Part III: וּבֵֽרַכְתָּ֙ : Overflowing
וּבֵֽרַכְתָּ֙ literally means “and you will bless God,” you will come to thank God for this satiety, for this flow. Gratitude is a kind of overflow back outward to God and to others. The word brachah in uverachta also has the connotation of such an overflow of blessing. It implies fruitfulness and multiplicity and plenty, a cornucopia, a spilling over of goodness.

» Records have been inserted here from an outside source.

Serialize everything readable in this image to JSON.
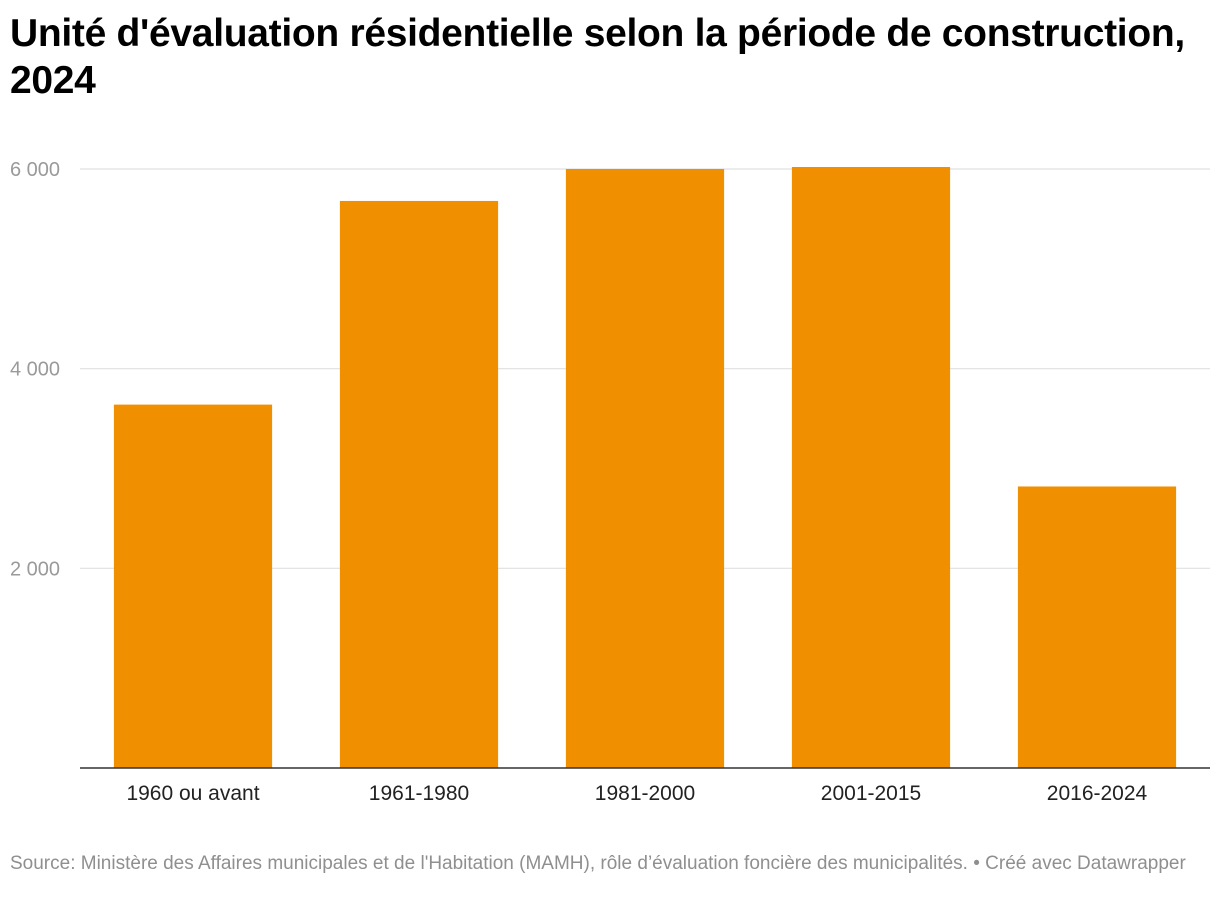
{
  "chart_data": {
    "type": "bar",
    "title": "Unité d'évaluation résidentielle selon la période de construction, 2024",
    "xlabel": "",
    "ylabel": "",
    "categories": [
      "1960 ou avant",
      "1961-1980",
      "1981-2000",
      "2001-2015",
      "2016-2024"
    ],
    "values": [
      3640,
      5680,
      6000,
      6020,
      2820
    ],
    "ylim": [
      0,
      6000
    ],
    "yticks": [
      2000,
      4000,
      6000
    ],
    "ytick_labels": [
      "2 000",
      "4 000",
      "6 000"
    ],
    "grid": true,
    "legend": "none",
    "bar_color": "#f09000"
  },
  "footer": {
    "source": "Source: Ministère des Affaires municipales et de l'Habitation (MAMH), rôle d’évaluation foncière des municipalités. • Créé avec Datawrapper"
  },
  "colors": {
    "gridline": "#e0e0e0",
    "baseline": "#333333"
  }
}
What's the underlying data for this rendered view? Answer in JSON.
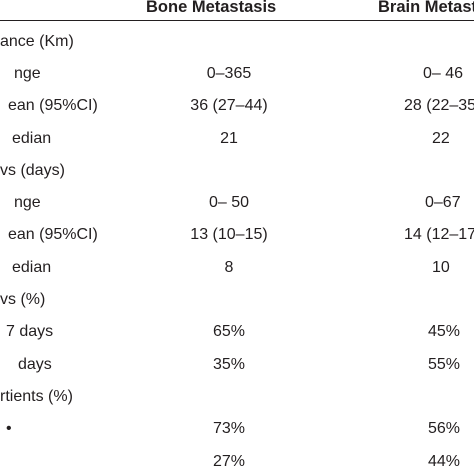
{
  "headers": {
    "bone": "Bone Metastasis",
    "brain": "Brain Metasta"
  },
  "rows": [
    {
      "label": "ance (Km)",
      "bone": "",
      "brain": ""
    },
    {
      "label": "nge",
      "bone": "0–365",
      "brain": "0– 46"
    },
    {
      "label": "ean (95%CI)",
      "bone": "36 (27–44)",
      "brain": "28 (22–35"
    },
    {
      "label": "edian",
      "bone": "21",
      "brain": "22"
    },
    {
      "label": "vs (days)",
      "bone": "",
      "brain": ""
    },
    {
      "label": "nge",
      "bone": "0– 50",
      "brain": "0–67"
    },
    {
      "label": "ean (95%CI)",
      "bone": "13 (10–15)",
      "brain": "14 (12–17"
    },
    {
      "label": "edian",
      "bone": "8",
      "brain": "10"
    },
    {
      "label": "vs (%)",
      "bone": "",
      "brain": ""
    },
    {
      "label": "7 days",
      "bone": "65%",
      "brain": "45%"
    },
    {
      "label": "days",
      "bone": "35%",
      "brain": "55%"
    },
    {
      "label": "rtients (%)",
      "bone": "",
      "brain": ""
    },
    {
      "label": "•",
      "bone": "73%",
      "brain": "56%"
    },
    {
      "label": "",
      "bone": "27%",
      "brain": "44%"
    }
  ]
}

So in this third part of the process, the movement becomes one of overflow, of giving out, of sharing. Kosi revayah (Psalm 23:5), we say. My cup overflows with divine blessing. I am so filled with never ending blessing that there is no sense of scarcity in me and instead a feeling of great generosity; I have so much, that I am not just full, save’a, but also overflowing with this gift that wants to flow through me and out to nourish others. It is limitless, this flow, so when it goes out of me, I lose none for myself. I become not just a vessel to hold the love, but a channel through which it can flow out to everything and everyone around me.
Kosi revayah. My cup overflows. It is your own cup that overflows. It is you, the divine essence of you, that overflows. In this process something changes in you. You go from being identified with the hunger, the pit, the open mouth, to being identified with the overflowing stream. What you discover in this process is that you are part of the larger stream of love in the universe. Our parsha describes the destined land as eretz nahalei mayim ayanot utehomot, “a land with streams and springs and fountains” (Deut 8:7). That is who you grow to become. You become a land of flowing streams and water. You become eretz zavat halav udevash, you become “a land flowing with milk and honey.” You have plenty for yourself and others because you are tapped in to the wider neverending flow of the divine in the universe. You become this flow. Perhaps you always were this flow but didn’t know it. There is so much that wants to pour out of you.
Putting It All Together:
Putting the three parts together: Veakhalta vesavata uverakhta. We open, we are filled and we overflow. Ve’akhalta, feeling first the need, the hunger, the hole, letting yourself open like a little bird, then vesavata, receiving, filling with the warmth of divine love all through your body, and then uverachta, letting it pour outward, passing it on without losing any. Opening, filling and overflowing. Becoming a channel for the divine flow of love in the universe.